Fig. 6. The language-squishing hypothesis suggests that when given a birthday cake, Lori and Reba feel exactly as you feel but talk about it differently.
Squishing Language
The nice things about this language-squishing hypothesis are (a) it suggests that everyone everywhere has the same subjective experience when they receive a birthday cake even if they describe that experience differently, which makes the world a rather simple place to live and bake; and (b) it allows us to go on believing that despite what they say about themselves, Lori and Reba aren’t really happy after all, and thus we are perfectly justified in preferring our lives to theirs. The less nice things about this hypothesis are numerous, and if we worry that Lori and Reba use the eight-word language differently than we do because they have never enjoyed the thrill of a cartwheel, then we had better worry about a few other matters too.

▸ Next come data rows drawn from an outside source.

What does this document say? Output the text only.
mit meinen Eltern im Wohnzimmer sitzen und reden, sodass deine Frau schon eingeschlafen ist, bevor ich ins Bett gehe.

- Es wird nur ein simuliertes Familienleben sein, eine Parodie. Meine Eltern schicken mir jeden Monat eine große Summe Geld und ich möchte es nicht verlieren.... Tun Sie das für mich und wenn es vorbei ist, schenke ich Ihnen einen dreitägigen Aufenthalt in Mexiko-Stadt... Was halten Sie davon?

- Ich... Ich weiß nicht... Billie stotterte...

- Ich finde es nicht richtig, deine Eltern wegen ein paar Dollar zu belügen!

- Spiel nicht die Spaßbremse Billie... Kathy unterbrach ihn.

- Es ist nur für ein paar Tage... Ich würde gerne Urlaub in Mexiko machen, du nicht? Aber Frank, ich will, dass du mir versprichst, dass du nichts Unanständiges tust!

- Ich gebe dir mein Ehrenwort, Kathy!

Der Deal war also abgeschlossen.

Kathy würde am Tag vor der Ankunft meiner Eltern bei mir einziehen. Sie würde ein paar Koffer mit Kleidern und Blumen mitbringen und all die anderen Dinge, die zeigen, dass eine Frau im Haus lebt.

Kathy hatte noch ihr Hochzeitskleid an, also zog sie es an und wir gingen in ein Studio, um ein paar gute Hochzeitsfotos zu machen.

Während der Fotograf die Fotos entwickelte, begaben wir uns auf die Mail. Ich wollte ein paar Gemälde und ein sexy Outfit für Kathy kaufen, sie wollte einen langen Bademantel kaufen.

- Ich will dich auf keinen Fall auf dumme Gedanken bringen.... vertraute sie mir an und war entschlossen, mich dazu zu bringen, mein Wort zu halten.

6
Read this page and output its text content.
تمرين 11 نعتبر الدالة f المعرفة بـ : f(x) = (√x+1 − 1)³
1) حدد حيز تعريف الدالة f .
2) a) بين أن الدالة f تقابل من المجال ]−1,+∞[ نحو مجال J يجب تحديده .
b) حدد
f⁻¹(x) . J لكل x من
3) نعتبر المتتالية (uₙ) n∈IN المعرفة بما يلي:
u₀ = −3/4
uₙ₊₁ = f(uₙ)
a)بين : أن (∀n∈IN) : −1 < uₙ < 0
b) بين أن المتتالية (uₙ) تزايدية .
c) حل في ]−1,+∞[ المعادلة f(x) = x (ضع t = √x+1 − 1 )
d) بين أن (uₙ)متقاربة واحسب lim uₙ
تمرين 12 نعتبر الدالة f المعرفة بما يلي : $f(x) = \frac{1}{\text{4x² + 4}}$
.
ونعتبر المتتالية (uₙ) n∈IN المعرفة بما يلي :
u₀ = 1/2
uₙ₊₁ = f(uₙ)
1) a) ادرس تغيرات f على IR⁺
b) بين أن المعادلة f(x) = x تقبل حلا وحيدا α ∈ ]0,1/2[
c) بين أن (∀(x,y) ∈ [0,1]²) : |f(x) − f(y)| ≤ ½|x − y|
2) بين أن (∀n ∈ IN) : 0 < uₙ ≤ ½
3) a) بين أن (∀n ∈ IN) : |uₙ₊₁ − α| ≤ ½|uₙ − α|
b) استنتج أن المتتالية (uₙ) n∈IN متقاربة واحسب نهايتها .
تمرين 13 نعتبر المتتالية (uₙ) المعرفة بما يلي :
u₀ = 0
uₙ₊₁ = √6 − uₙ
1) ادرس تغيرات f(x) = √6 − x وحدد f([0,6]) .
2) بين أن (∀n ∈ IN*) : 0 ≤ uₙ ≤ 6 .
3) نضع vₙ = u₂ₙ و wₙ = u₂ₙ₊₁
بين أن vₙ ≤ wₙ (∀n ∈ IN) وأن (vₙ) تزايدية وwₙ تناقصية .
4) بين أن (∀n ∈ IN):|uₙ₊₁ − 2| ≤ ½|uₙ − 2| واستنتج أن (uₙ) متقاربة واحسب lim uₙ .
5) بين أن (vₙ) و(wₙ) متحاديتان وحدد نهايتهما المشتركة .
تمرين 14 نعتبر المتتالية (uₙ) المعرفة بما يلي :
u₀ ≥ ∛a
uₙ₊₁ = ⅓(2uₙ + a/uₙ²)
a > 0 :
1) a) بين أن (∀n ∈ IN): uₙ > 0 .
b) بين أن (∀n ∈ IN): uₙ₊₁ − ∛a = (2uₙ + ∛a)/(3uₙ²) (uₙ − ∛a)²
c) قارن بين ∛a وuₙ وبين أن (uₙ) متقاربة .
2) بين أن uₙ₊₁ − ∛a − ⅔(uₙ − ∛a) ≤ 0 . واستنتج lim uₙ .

For instance, we had better worry that we have never felt the overwhelming sense of peace and security that comes from knowing that a beloved sibling is always by our side, that we will never lose her friendship no matter what kind of crummy stuff we may say or do on a bad day, that there will always be someone who knows us as well as we know ourselves, shares our hopes, worries our worries, and so on. If they haven’t had our experiences, then we haven’t had theirs either, and it is entirely possible that we are the ones with the squished language–that when we say we feel overjoyed, we have no idea what we are talking about because we have never experienced the companionate love, the blissful union, the unadulterated agape that Lori and Reba have. And all of us–you, me, Lori, Reba–had better worry that there are experiences far better than those we have had so far–the experience of flying without a plane, of seeing our children win Academy Awards and Pulitzer Prizes, of meeting God and learning the secret handshake–and that everyone’s use of the eight-word language is defective and that no one knows what happiness really is. By that reasoning, we should all follow Solon’s advice and never say we are happy until we are dead because otherwise, if the real thing ever does come along, we will have used up the word and won’t have any way to tell the newspapers about it.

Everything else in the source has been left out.